Se fizesse parte do júri do Oscar, portanto, votaria no filme de Eastwood, mas o filme de Scorsese me toca da mesma forma. É que a menina e o aviador têm algo em comum: ambos desejam, forte e obstinadamente. E não vale perguntar: eles desejam o quê? Às vezes, o verbo desejar é intransitivo. Em sua paixão dominante, a menina e o aviador apostam tudo: seu tempo, seus esforços infindáveis, suas pobres economias (no caso de Maggie) ou suas riquezas (no caso de Hughes).
Maggie e Hughes não querem fama e sucesso; se isso acontecer, tanto melhor, mas não é o essencial. O aviador, testemunhando diante de uma comissão do Senado americano, explica a dedicação de sua vida afirmando que ele constrói aviões "because this is what I do" (porque isso é o que eu faço). A menina poderia dizer a mesma coisa: luto porque isso é o que eu faço.
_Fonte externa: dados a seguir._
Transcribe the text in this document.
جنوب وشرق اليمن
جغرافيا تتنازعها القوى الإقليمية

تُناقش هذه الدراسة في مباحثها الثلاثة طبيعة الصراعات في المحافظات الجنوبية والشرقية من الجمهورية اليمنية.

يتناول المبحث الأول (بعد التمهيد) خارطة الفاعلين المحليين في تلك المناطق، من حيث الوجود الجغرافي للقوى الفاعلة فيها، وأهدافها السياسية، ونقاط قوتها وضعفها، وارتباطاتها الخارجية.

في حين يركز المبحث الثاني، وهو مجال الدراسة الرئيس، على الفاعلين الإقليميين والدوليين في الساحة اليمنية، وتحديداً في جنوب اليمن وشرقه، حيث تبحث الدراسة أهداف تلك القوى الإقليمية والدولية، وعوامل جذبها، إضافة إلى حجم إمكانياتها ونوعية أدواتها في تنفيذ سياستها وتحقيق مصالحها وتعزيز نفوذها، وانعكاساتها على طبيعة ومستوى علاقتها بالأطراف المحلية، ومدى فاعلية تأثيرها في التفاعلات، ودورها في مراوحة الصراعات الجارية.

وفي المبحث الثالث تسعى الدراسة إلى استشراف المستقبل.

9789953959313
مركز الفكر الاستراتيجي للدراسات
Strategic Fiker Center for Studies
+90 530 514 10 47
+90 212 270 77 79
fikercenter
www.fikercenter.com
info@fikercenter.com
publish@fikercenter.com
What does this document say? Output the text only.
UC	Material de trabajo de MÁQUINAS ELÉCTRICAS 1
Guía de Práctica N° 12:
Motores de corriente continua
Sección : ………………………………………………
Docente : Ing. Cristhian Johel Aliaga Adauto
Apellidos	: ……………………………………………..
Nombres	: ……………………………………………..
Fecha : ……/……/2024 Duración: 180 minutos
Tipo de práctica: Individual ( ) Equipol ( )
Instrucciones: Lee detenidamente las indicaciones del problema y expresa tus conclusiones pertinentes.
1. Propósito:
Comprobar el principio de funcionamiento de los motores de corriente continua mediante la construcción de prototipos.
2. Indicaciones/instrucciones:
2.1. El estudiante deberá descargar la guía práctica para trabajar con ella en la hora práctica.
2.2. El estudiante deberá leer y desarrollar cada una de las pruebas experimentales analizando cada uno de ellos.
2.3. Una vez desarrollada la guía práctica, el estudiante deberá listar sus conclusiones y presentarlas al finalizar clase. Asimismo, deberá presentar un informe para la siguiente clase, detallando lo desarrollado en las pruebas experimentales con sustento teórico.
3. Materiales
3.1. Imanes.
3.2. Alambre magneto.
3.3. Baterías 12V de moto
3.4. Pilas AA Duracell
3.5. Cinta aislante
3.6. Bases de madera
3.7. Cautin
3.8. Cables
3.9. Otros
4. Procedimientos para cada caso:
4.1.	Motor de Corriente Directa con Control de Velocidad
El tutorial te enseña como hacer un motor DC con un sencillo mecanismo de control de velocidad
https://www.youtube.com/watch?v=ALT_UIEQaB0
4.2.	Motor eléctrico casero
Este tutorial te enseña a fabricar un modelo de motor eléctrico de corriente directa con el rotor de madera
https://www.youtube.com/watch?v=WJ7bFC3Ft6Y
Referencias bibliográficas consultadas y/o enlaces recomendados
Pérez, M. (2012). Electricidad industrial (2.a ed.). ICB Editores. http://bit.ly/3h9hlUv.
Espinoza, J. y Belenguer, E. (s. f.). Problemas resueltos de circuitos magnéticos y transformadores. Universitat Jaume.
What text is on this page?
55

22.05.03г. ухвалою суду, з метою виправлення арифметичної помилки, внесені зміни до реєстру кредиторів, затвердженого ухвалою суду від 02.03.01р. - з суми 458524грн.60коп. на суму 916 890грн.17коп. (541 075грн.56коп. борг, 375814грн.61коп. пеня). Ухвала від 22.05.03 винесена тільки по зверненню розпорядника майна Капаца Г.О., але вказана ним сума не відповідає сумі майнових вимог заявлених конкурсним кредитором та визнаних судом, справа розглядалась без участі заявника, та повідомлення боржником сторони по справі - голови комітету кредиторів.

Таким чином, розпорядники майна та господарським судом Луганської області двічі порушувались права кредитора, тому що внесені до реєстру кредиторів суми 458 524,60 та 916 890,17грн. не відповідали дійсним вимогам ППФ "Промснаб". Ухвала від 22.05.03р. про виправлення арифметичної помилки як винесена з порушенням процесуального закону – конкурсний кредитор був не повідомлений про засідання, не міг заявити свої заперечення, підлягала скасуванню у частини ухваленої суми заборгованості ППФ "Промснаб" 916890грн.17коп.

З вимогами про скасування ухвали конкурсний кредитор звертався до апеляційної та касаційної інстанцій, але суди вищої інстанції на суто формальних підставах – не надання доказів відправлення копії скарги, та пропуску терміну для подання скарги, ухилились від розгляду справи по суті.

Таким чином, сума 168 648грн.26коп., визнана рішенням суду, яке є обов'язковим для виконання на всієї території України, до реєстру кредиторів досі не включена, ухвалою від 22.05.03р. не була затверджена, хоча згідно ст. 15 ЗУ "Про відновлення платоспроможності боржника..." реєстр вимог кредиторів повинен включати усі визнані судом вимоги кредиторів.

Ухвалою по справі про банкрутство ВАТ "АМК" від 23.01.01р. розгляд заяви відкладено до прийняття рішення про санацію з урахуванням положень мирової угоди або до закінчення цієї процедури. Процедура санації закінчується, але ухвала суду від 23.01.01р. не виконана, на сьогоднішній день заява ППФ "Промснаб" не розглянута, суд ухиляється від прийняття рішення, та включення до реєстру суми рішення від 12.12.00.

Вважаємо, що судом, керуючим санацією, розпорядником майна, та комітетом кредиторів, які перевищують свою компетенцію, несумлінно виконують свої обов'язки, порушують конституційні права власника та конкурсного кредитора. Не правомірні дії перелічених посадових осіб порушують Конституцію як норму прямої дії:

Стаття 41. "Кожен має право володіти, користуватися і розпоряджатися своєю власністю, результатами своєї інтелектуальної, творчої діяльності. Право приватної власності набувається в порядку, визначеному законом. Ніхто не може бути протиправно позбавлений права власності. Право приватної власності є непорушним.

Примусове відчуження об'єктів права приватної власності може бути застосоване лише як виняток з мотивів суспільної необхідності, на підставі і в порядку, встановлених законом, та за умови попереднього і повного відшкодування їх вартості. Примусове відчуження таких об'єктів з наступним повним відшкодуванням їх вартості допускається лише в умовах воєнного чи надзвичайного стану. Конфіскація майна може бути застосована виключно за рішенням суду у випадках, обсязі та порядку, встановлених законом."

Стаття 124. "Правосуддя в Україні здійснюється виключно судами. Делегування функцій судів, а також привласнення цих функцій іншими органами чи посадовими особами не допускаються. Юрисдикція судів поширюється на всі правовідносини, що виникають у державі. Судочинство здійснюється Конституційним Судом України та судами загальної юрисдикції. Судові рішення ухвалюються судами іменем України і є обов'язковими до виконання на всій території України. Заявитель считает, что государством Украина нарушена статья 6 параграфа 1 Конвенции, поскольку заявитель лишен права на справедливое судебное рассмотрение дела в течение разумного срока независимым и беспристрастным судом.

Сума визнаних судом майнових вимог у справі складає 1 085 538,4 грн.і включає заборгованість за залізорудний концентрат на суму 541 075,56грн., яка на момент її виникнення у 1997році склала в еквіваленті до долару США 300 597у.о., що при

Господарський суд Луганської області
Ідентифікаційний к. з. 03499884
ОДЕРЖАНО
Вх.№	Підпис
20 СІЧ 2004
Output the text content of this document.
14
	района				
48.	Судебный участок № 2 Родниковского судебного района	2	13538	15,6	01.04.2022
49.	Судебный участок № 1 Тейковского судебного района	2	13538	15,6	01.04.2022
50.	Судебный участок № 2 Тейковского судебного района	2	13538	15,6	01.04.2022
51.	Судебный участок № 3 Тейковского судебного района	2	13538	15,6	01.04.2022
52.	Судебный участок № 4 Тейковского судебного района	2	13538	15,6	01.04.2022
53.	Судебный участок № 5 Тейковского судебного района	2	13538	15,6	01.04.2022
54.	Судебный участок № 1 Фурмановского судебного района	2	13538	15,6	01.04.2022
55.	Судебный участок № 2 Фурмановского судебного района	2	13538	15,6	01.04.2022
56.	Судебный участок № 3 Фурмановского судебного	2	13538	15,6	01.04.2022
Ambos desejam por conta própria, apesar de seus pais ou contra eles. É só depois da morte dos pais que Hughes se encontra livre para investir todos os seus haveres na prática de suas paixões. Quanto a Maggie, ela trilha seu caminho enfrentando o escárnio da mãe (que não por isso deixa de aproveitar-se do sucesso da filha). Em suma, o desejo que os anima é uma invenção deles, é seu achado próprio. Sabe aquela expressão, "sentir-se realizado"? Pois bem, é um sentimento que depende não do sucesso que conseguimos, mas de uma espécie de fidelidade a nós mesmos, uma unidade com nosso fazer. Não sou o que eu tenho, tampouco sou o resultado de minha origem: sou o que faço.
Posso acabar mal, cair em chamas, mas o que importa é que cairei no avião que construí. Ou, como diz o velho Scrap em "Menina de Ouro", o boxeador quer ter seu "shot", sua chance. E não é apenas a chance de ganhar o título, é a chance de viver a fundo por e para aquilo que ele quis.
Quem viu "Edifício Master", de Eduardo Coutinho, lembra-se com comoção da cena em que um aposentado narra sua vida, faz um balanço que não é necessariamente jocoso e, mesmo assim, canta para a câmara, imitando Sinatra, "I did it my way", vivi como eu quis.
"Menina de Ouro" e "O Aviador" são inesquecíveis porque se alimentam no âmago trágico da subjetividade moderna. Eles contam duas versões da mesma grande história: a história do esforço e do custo para sermos "nós mesmos".
O psicanalista francês Jacques Lacan disse um dia que a única culpa que a psicanálise reconhece é a culpa de desistir de nosso desejo, o que, obviamente, não significa que quem se aventura a seguir seu desejo seja feliz. Nada disso. Como mostram Maggie Fitzgerald e Howard Hughes, desejar, além de não ser banal, pode ser um exercício cansativo, arriscado e perigoso. Mas talvez seja o único que nos pareça valer a pena.